The Centers for Disease Control and Prevention estimate that four million of those most dangerous households have children. A half-million children — in Atlantic City, Philadelphia and Allentown, Pa., where a remarkable 23.1 percent of children tested had excessive lead — are believed to have enough lead in their blood to merit a doctor’s attention.

“We know that there are many kids across the country that have high lead levels in their bodies — testing kids identifies exposure that you can’t do anything about,” Jerome Paulson, an emeritus professor of public health and pediatrics at George Washington University and a longtime advocate for cleaning up the lead threat, tells me. The goal, he says, should be to “proactively identify the old housing and lead pipes and take care of them.”
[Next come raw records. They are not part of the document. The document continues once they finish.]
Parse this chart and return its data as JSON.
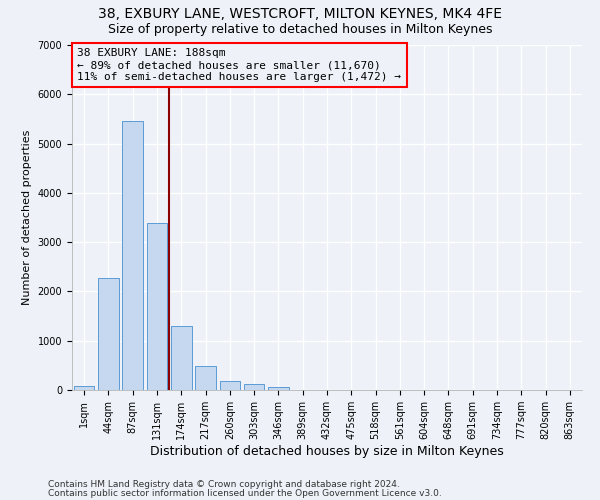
{
  "title": "38, EXBURY LANE, WESTCROFT, MILTON KEYNES, MK4 4FE",
  "subtitle": "Size of property relative to detached houses in Milton Keynes",
  "xlabel": "Distribution of detached houses by size in Milton Keynes",
  "ylabel": "Number of detached properties",
  "footnote1": "Contains HM Land Registry data © Crown copyright and database right 2024.",
  "footnote2": "Contains public sector information licensed under the Open Government Licence v3.0.",
  "bar_labels": [
    "1sqm",
    "44sqm",
    "87sqm",
    "131sqm",
    "174sqm",
    "217sqm",
    "260sqm",
    "303sqm",
    "346sqm",
    "389sqm",
    "432sqm",
    "475sqm",
    "518sqm",
    "561sqm",
    "604sqm",
    "648sqm",
    "691sqm",
    "734sqm",
    "777sqm",
    "820sqm",
    "863sqm"
  ],
  "bar_values": [
    75,
    2270,
    5450,
    3380,
    1300,
    480,
    190,
    125,
    70,
    0,
    0,
    0,
    0,
    0,
    0,
    0,
    0,
    0,
    0,
    0,
    0
  ],
  "bar_color": "#c5d8f0",
  "bar_edge_color": "#5b9bd5",
  "ylim": [
    0,
    7000
  ],
  "yticks": [
    0,
    1000,
    2000,
    3000,
    4000,
    5000,
    6000,
    7000
  ],
  "red_line_x": 3.5,
  "annotation_title": "38 EXBURY LANE: 188sqm",
  "annotation_line1": "← 89% of detached houses are smaller (11,670)",
  "annotation_line2": "11% of semi-detached houses are larger (1,472) →",
  "background_color": "#eef2f8",
  "grid_color": "#d0d8e8",
  "title_fontsize": 10,
  "subtitle_fontsize": 9,
  "xlabel_fontsize": 9,
  "ylabel_fontsize": 8,
  "tick_fontsize": 7,
  "annotation_fontsize": 8,
  "footnote_fontsize": 6.5
}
“There will never be no kids in the U.S. with some adverse lead exposure, but we can certainly make it a much smaller problem than we have to date,” Paulson continues.

Successful national efforts have been made, such as the elimination of lead in gasoline, which was “extremely successful in reducing child lead exposure,” but “there’s never been a proactive federal approach to lead based paint poisoning or lead poisoning from the use of lead pipes for water,” Paulson says.

It wouldn’t be easy, to put it mildly, and Clinton’s proposal raises a host of questions. Among them would be how this commission would go about identifying the lead threat throughout the country and assembling all that knowledge in one place, Paulson says. Another would be how such policies would be implemented — Clinton stops short of proposing a legislative solution, though she doesn’t rule one out.

Considering national infrastructure spending would again have to get through a Republican House, the same Republican House that went down to the wire just to pay for the roads we already have and had to be dragged kicking and screaming by President Obama to pass, and only then after the GOP cut $170 billion from the original proposal, fixing lead pipes seems almost impossible.

Hell, this is the same GOP Congress that won't authorize any funding for fighting the Zika virus, something that could drastically affect unborn children that Republicans are always screaming about. You think Clinton could get funding to help places like Flint fix their lead pipes with taxpayer money?

Not going to happen.  I appreciate Clinton actually trying to fix the problem, it's more than you'll ever see from Republicans, but you'd better believe the howling tea party austerity nutjobs won't authorize a dime for a Democratic president to fix infrastructure.